Found 18 outliers among 100 measurements (18.00%)
  10 (10.00%) low severe
  1 (1.00%) low mild
  5 (5.00%) high mild
  2 (2.00%) high severe
cowstr_vs_clone/cowstr_to_owned_when_needed
                        time:   [50.056 ns 50.241 ns 50.439 ns]
                        change: [-5.6488% -5.0015% -4.3400%] (p = 0.01 < 0.05)
                        Performance has improved.
Found 12 outliers among 100 measurements (12.00%)
  8 (8.00%) high mild
  4 (4.00%) high severe
cowstr_vs_clone/string_clone_when_needed
                        time:   [55.171 ns 55.678 ns 56.127 ns]
                        change: [+5.1711% +5.9384% +6.6857%] (p = 0.07 > 0.05)
                        No change in performance detected.
Found 23 outliers among 100 measurements (23.00%)
  21 (21.00%) low severe
  1 (1.00%) low mild
  1 (1.00%) high mild

cowstr_from/from_stringview
                        time:   [7.6827 ns 7.7144 ns 7.7499 ns]
                        change: [-3.2851% -2.4132% -1.5346%] (p = 0.02 < 0.05)
                        Performance has improved.
Found 18 outliers among 100 measurements (18.00%)
  4 (4.00%) high mild
  14 (14.00%) high severe
cowstr_from/from_string time:   [20.120 ns 20.142 ns 20.176 ns]
                        change: [-2.8745% -2.4284% -1.6498%] (p = 0.00 < 0.05)
                        Performance has improved.
Found 12 outliers among 100 measurements (12.00%)
  2 (2.00%) low mild
  6 (6.00%) high mild
  4 (4.00%) high severe

Looking at the very few improvements and lots of regressions, I'd appreciate your guidance upon, if I should:

1. Withdraw the PR.
2. Make a seperate crate like heapless-cow?

[zeenix]

Instead of matching, why not just split this into another function that takes size as a const generic?

[zeenix]

@KushalMeghani1644 Thanks so much for looking into extensive benchmarking. 👍 I have to admit that I'm having a bit of difficulty understanding what exactly is being compared. I think it would be much easier to measure and see the actual benefits (if any) of this PR, if you could add the benchmarks that only use the existing API and then modified to make use of CowStr. Could you modify the PR to be 2-3 commits, so the first commit adds the benchmarks, the second one adds the new API and the last commit modifies the benchmarks? That way it would be super easy to reproduce the results locally and easier to read and verify the benchmark code for us. 🙏

BTW, please do not open a new PR for this. Just force push to this branch.

[KushalMeghani1644]

Hey @zeenix I have changed everything as you requested:

Changes Made:

1. Fixed the nested match statement issue by refactoring the bench_cowstr_to_owned function to use a helper function with const generics (bench_cowstr_to_owned_for_size), eliminating the unreachable code and nested matching pattern.

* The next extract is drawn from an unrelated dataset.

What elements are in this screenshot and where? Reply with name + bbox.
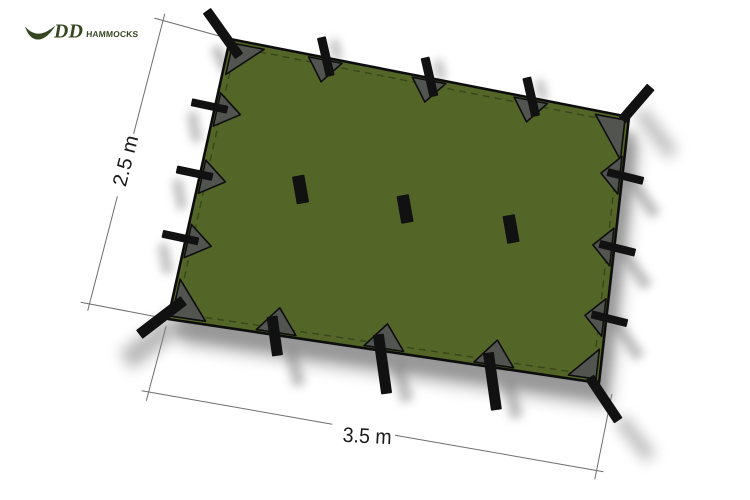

2. Restructured the commit history into three clean commits as requested:

Commit 1: "Add baseline benchmarks for String operations" - Contains benchmarks using only the existing String API
without any CowStr code

Commit 2: "Add CowStr clone-on-write string type" - Adds the complete CowStr implementation with tests

Commit 3: "Add CowStr benchmarks comparing against String baseline" - Adds comprehensive CowStr benchmarks that can be compared against the baseline

This structure makes it easy to run benchmarks before and after the CowStr
implementation, clearly showing the performance benefits of the new API.

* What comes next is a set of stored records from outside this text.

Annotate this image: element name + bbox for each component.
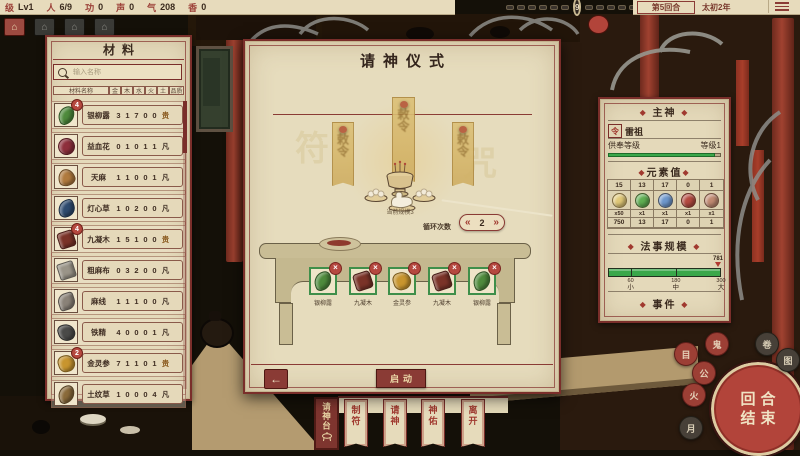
element-total: 750 — [608, 218, 631, 228]
turn-progress: 9 — [506, 0, 636, 14]
search-input[interactable] — [71, 68, 177, 77]
element-current-value: 0 — [677, 180, 700, 191]
element-value: 1 — [114, 297, 123, 306]
divider — [53, 59, 184, 60]
material-name: 土纹草 — [83, 389, 114, 400]
god-name: 雷祖 — [625, 125, 643, 138]
element-total: 1 — [700, 218, 723, 228]
stat: 功0 — [85, 1, 103, 14]
element-value: 7 — [114, 359, 123, 368]
stat-value: 6/9 — [60, 2, 73, 12]
header-quality: 品质 — [169, 86, 184, 95]
material-icon — [54, 289, 78, 313]
material-quality: 贵 — [159, 358, 172, 369]
cycle-stepper: « 2 » — [459, 214, 505, 231]
slot-item-label: 九凝木 — [420, 298, 464, 307]
stat: 声0 — [116, 1, 134, 14]
offering-slot[interactable]: × — [468, 267, 496, 295]
worship-level-value: 等级1 — [701, 140, 721, 151]
element-value: 0 — [141, 328, 150, 337]
material-name: 九凝木 — [83, 234, 114, 245]
element-value: 0 — [150, 204, 159, 213]
year-label: 太初2年 — [702, 2, 730, 13]
materials-panel: 材料 材料名称 金木水火土 品质 4银柳露31700贵益血花01011凡天麻11… — [45, 35, 192, 401]
game-screen: { "top_bar": { "stats": [ {"label": "级",… — [0, 0, 800, 450]
element-value: 1 — [132, 297, 141, 306]
element-value: 3 — [114, 111, 123, 120]
element-value: 0 — [141, 359, 150, 368]
element-value: 1 — [141, 142, 150, 151]
tab-divine-blessing[interactable]: 神佑 — [421, 399, 445, 447]
seal-button[interactable]: 卷 — [755, 332, 779, 356]
material-quality: 凡 — [159, 172, 172, 183]
material-icon-shape — [55, 290, 76, 311]
turn-dash — [539, 5, 547, 10]
end-turn-button[interactable]: 回合 结束 — [711, 362, 800, 456]
material-info: 麻线11100凡 — [82, 291, 183, 311]
remove-slot-button[interactable]: × — [369, 262, 382, 275]
material-name: 麻线 — [83, 296, 114, 307]
scale-tick: 300大 — [709, 278, 733, 291]
material-icon: 2 — [54, 351, 78, 375]
element-value: 0 — [150, 297, 159, 306]
material-icon: 4 — [54, 103, 78, 127]
seal-button[interactable]: 鬼 — [705, 332, 729, 356]
material-quality: 凡 — [159, 265, 172, 276]
element-value: 0 — [132, 390, 141, 399]
element-value: 0 — [150, 111, 159, 120]
scale-division — [631, 268, 632, 277]
scale-marker-arrow — [715, 262, 721, 267]
count-badge: 2 — [71, 347, 83, 359]
view-buttons: ⌂⌂⌂⌂ — [4, 18, 115, 36]
scrollbar-thumb[interactable] — [183, 101, 187, 153]
element-current-value: 13 — [631, 180, 654, 191]
element-value: 0 — [141, 266, 150, 275]
material-info: 灯心草10200凡 — [82, 198, 183, 218]
talisman-banner-right: 敕令 — [452, 122, 474, 186]
count-badge: 4 — [71, 223, 83, 235]
turn-dash — [561, 5, 569, 10]
material-name: 天麻 — [83, 172, 114, 183]
material-quality: 凡 — [159, 141, 172, 152]
turn-number-badge: 9 — [573, 0, 581, 16]
turn-dash — [596, 5, 604, 10]
ghost-glyph: 符 — [295, 121, 329, 170]
stat-value: 0 — [201, 2, 206, 12]
material-info: 土纹草10004凡 — [82, 384, 183, 404]
material-quality: 凡 — [159, 327, 172, 338]
back-button[interactable]: ← — [264, 369, 288, 389]
material-info: 银柳露31700贵 — [82, 105, 183, 125]
element-value: 1 — [114, 390, 123, 399]
element-value: 0 — [123, 390, 132, 399]
material-quality: 凡 — [159, 203, 172, 214]
scale-tick: 60小 — [619, 278, 643, 291]
seal-button[interactable]: 公 — [692, 361, 716, 385]
header-element: 火 — [145, 86, 157, 95]
element-value: 1 — [150, 173, 159, 182]
element-value: 0 — [114, 266, 123, 275]
element-current-value: 1 — [700, 180, 723, 191]
materials-title: 材料 — [47, 41, 190, 58]
material-name: 铁精 — [83, 327, 114, 338]
element-value: 1 — [123, 111, 132, 120]
stat-value: 208 — [160, 2, 175, 12]
element-value: 1 — [123, 359, 132, 368]
cycle-count-label: 循环次数 — [423, 222, 451, 232]
seal-button[interactable]: 火 — [682, 383, 706, 407]
element-orb-icon — [658, 193, 673, 208]
header-elements: 金木水火土 — [109, 86, 169, 95]
material-name: 银柳露 — [83, 110, 114, 121]
stat: 气208 — [147, 1, 175, 14]
turn-dash — [607, 5, 615, 10]
element-value: 0 — [123, 204, 132, 213]
offering-slot[interactable]: × — [349, 267, 377, 295]
ritual-modal: 请神仪式 符 咒 敕令 敕令 敕令 当前规模3 循环次数 « 2 » ×银柳露×… — [243, 39, 561, 394]
element-value: 0 — [114, 142, 123, 151]
header-element: 水 — [133, 86, 145, 95]
stat-label: 功 — [85, 1, 94, 14]
tab-make-talisman[interactable]: 制符 — [344, 399, 368, 447]
worship-progress-fill — [608, 153, 715, 157]
element-total: 13 — [631, 218, 654, 228]
material-icon — [54, 382, 78, 406]
top-stats: 级Lv1人6/9功0声0气208香0 — [0, 0, 455, 14]
altar-leg — [279, 303, 293, 345]
element-icon-cell — [700, 191, 723, 210]
material-info: 金灵参71101贵 — [82, 353, 183, 373]
view-toggle-1[interactable]: ⌂ — [4, 18, 25, 36]
element-value: 0 — [132, 328, 141, 337]
god-status-panel: ◆ 主神 ◆ 令 雷祖 供奉等级 等级1 ◆元素值◆ 15131701x50x1… — [598, 97, 731, 323]
material-quality: 凡 — [159, 296, 172, 307]
header-material-name: 材料名称 — [53, 86, 109, 95]
materials-list: 4银柳露31700贵益血花01011凡天麻11001凡灯心草10200凡4九凝木… — [51, 101, 186, 408]
stat: 级Lv1 — [5, 1, 34, 14]
element-current-value: 17 — [654, 180, 677, 191]
burner-icon — [321, 432, 333, 442]
turn-dash — [585, 5, 593, 10]
scene-bowl — [80, 414, 106, 424]
element-value: 1 — [123, 297, 132, 306]
stat-label: 级 — [5, 1, 14, 14]
tab-ritual-altar[interactable]: 请神台 — [314, 397, 339, 450]
turn-dashes-right — [585, 5, 637, 10]
cycle-value: 2 — [479, 218, 484, 228]
element-values-table: 15131701x50x1x1x1x1750131701 — [607, 179, 724, 229]
material-icon — [54, 320, 78, 344]
element-multiplier: x1 — [700, 210, 723, 218]
round-counter: 第5回合 — [637, 1, 695, 14]
start-ritual-button[interactable]: 启动 — [376, 369, 426, 388]
turn-dashes-left — [506, 5, 569, 10]
element-value: 0 — [150, 266, 159, 275]
element-value: 0 — [141, 390, 150, 399]
element-value: 1 — [150, 142, 159, 151]
modal-title: 请神仪式 — [245, 50, 559, 71]
element-value: 3 — [123, 266, 132, 275]
element-value: 1 — [132, 235, 141, 244]
element-value: 0 — [132, 173, 141, 182]
material-name: 益血花 — [83, 141, 114, 152]
offering-slot[interactable]: × — [309, 267, 337, 295]
slot-item-label: 银柳露 — [301, 298, 345, 307]
material-info: 天麻11001凡 — [82, 167, 183, 187]
element-value: 0 — [141, 297, 150, 306]
material-icon — [54, 165, 78, 189]
scale-tick-label: 大 — [709, 284, 733, 291]
stat-value: 0 — [129, 2, 134, 12]
element-value: 0 — [141, 235, 150, 244]
scale-division — [676, 268, 677, 277]
stat-label: 声 — [116, 1, 125, 14]
element-value: 1 — [123, 173, 132, 182]
material-quality: 贵 — [159, 110, 172, 121]
element-total: 0 — [677, 218, 700, 228]
seal-button[interactable]: 月 — [679, 416, 703, 440]
element-orb-icon — [704, 193, 719, 208]
turn-dash — [618, 5, 626, 10]
scale-tick-label: 中 — [664, 284, 688, 291]
talisman-banner-left: 敕令 — [332, 122, 354, 186]
element-multiplier: x1 — [654, 210, 677, 218]
material-row[interactable]: 2金灵参71101贵 — [51, 349, 186, 377]
element-current-value: 15 — [608, 180, 631, 191]
turn-dash — [517, 5, 525, 10]
element-multiplier: x1 — [677, 210, 700, 218]
main-god-header: ◆ 主神 ◆ — [600, 104, 729, 119]
element-orb-icon — [681, 193, 696, 208]
search-box[interactable] — [53, 64, 182, 80]
material-info: 粗麻布03200凡 — [82, 260, 183, 280]
turn-dash — [550, 5, 558, 10]
material-quality: 凡 — [159, 389, 172, 400]
stat-label: 人 — [47, 1, 56, 14]
element-icon-cell — [677, 191, 700, 210]
material-row[interactable]: 麻线11100凡 — [51, 287, 186, 315]
stat: 人6/9 — [47, 1, 73, 14]
header-element: 木 — [121, 86, 133, 95]
element-value: 0 — [141, 111, 150, 120]
stat-label: 香 — [188, 1, 197, 14]
slot-item-label: 金灵参 — [380, 298, 424, 307]
element-value: 0 — [123, 328, 132, 337]
offering-slot[interactable]: × — [428, 267, 456, 295]
element-value: 2 — [132, 204, 141, 213]
divider — [251, 364, 553, 365]
material-quality: 贵 — [159, 234, 172, 245]
element-value: 0 — [141, 173, 150, 182]
material-row[interactable]: 土纹草10004凡 — [51, 380, 186, 408]
view-toggle-4[interactable]: ⌂ — [94, 18, 115, 36]
material-info: 益血花01011凡 — [82, 136, 183, 156]
material-icon — [54, 196, 78, 220]
element-value: 0 — [141, 204, 150, 213]
material-icon — [54, 134, 78, 158]
material-row[interactable]: 粗麻布03200凡 — [51, 256, 186, 284]
element-icon-cell — [608, 191, 631, 210]
ritual-scale-bar — [608, 268, 721, 277]
cycle-decrease-button[interactable]: « — [465, 218, 471, 228]
remove-slot-button[interactable]: × — [408, 262, 421, 275]
stat: 香0 — [188, 1, 206, 14]
material-row[interactable]: 灯心草10200凡 — [51, 194, 186, 222]
element-value: 0 — [132, 142, 141, 151]
material-name: 灯心草 — [83, 203, 114, 214]
scene-pot — [32, 420, 50, 434]
offering-slot[interactable]: × — [388, 267, 416, 295]
element-value: 4 — [114, 328, 123, 337]
material-icon-shape — [55, 321, 76, 342]
element-orb-icon — [612, 193, 627, 208]
scale-tick-label: 小 — [619, 284, 643, 291]
remove-slot-button[interactable]: × — [329, 262, 342, 275]
scene-stool — [200, 318, 234, 348]
cycle-increase-button[interactable]: » — [493, 218, 499, 228]
element-value: 4 — [150, 390, 159, 399]
slot-item-label: 九凝木 — [341, 298, 385, 307]
remove-slot-button[interactable]: × — [448, 262, 461, 275]
altar-tabletop — [259, 243, 531, 259]
element-value: 1 — [132, 359, 141, 368]
element-value: 7 — [132, 111, 141, 120]
worship-level-label: 供奉等级 — [608, 140, 640, 151]
incense-burner — [362, 160, 438, 214]
material-icon-shape — [55, 259, 76, 280]
material-name: 粗麻布 — [83, 265, 114, 276]
stat-value: 0 — [98, 2, 103, 12]
header-element: 土 — [157, 86, 169, 95]
remove-slot-button[interactable]: × — [488, 262, 501, 275]
element-value: 1 — [150, 328, 159, 337]
material-icon-shape — [55, 135, 76, 156]
menu-button[interactable] — [768, 0, 794, 13]
material-icon-shape — [55, 166, 76, 187]
god-tablet-icon: 令 — [608, 124, 622, 138]
elements-header: ◆元素值◆ — [600, 164, 729, 179]
element-multiplier: x50 — [608, 210, 631, 218]
scene-bowl — [120, 426, 140, 434]
element-value: 0 — [150, 235, 159, 244]
material-name: 金灵参 — [83, 358, 114, 369]
element-value: 1 — [150, 359, 159, 368]
tab-leave[interactable]: 离开 — [461, 399, 485, 447]
material-icon-shape — [55, 383, 76, 404]
material-icon — [54, 258, 78, 282]
stat-value: Lv1 — [18, 2, 34, 12]
turn-dash — [506, 5, 514, 10]
offering-food — [327, 240, 351, 246]
view-toggle-3[interactable]: ⌂ — [64, 18, 85, 36]
material-info: 九凝木15100贵 — [82, 229, 183, 249]
burner-caption: 当前规模3 — [355, 207, 445, 216]
search-icon — [58, 68, 67, 77]
view-toggle-2[interactable]: ⌂ — [34, 18, 55, 36]
element-value: 5 — [123, 235, 132, 244]
slot-item-label: 银柳露 — [460, 298, 504, 307]
element-icon-cell — [631, 191, 654, 210]
scale-tick: 180中 — [664, 278, 688, 291]
header-element: 金 — [109, 86, 121, 95]
element-orb-icon — [635, 193, 650, 208]
count-badge: 4 — [71, 99, 83, 111]
material-icon: 4 — [54, 227, 78, 251]
top-status-bar: 级Lv1人6/9功0声0气208香0 — [0, 0, 455, 15]
material-row[interactable]: 4银柳露31700贵 — [51, 101, 186, 129]
element-multiplier: x1 — [631, 210, 654, 218]
element-value: 1 — [114, 173, 123, 182]
material-row[interactable]: 天麻11001凡 — [51, 163, 186, 191]
tab-invite-god[interactable]: 请神 — [383, 399, 407, 447]
material-row[interactable]: 铁精40001凡 — [51, 318, 186, 346]
seal-button[interactable]: 目 — [674, 342, 698, 366]
ritual-scale-header: ◆ 法事规模 ◆ — [600, 238, 729, 253]
element-value: 1 — [114, 235, 123, 244]
material-icon-shape — [55, 197, 76, 218]
element-value: 1 — [114, 204, 123, 213]
element-value: 1 — [123, 142, 132, 151]
element-icon-cell — [654, 191, 677, 210]
element-total: 17 — [654, 218, 677, 228]
scene-pot — [209, 311, 221, 321]
material-info: 铁精40001凡 — [82, 322, 183, 342]
events-header: ◆ 事件 ◆ — [600, 296, 729, 311]
stat-label: 气 — [147, 1, 156, 14]
materials-header-row: 材料名称 金木水火土 品质 — [53, 86, 184, 95]
altar-leg — [497, 303, 511, 345]
material-row[interactable]: 4九凝木15100贵 — [51, 225, 186, 253]
turn-dash — [528, 5, 536, 10]
seal-button[interactable]: 图 — [776, 348, 800, 372]
element-value: 2 — [132, 266, 141, 275]
material-row[interactable]: 益血花01011凡 — [51, 132, 186, 160]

3. Force pushed to the existing branch as requested, replacing the messy commit
   history with a clean, logical progression that's easy to review and reproduce
   locally.

Both benchmark files compile successfully and all tests pass. The benchmarks can now be run to compare String cloning performance against CowStr's clone-on-write behavior.

Thanks a lot for putting time to my PR :)

[zeenix]

Thank you for updating the PR. However, you're adding new benchmarks for the CowStr in the last commit. I asked for modifying the benchmarks to make use of the CowStr, so it's easier to see/observe the difference.

Moreover, we have a suspicion that you're using AI tools for not only the coding part but also writing your comments. While I have no objections on making use of AI tools for the code (as long as it's good quality code), I think using AI to reply to us, is unacceptable. Please ensure that your following comments on this PR are written exclusively by you.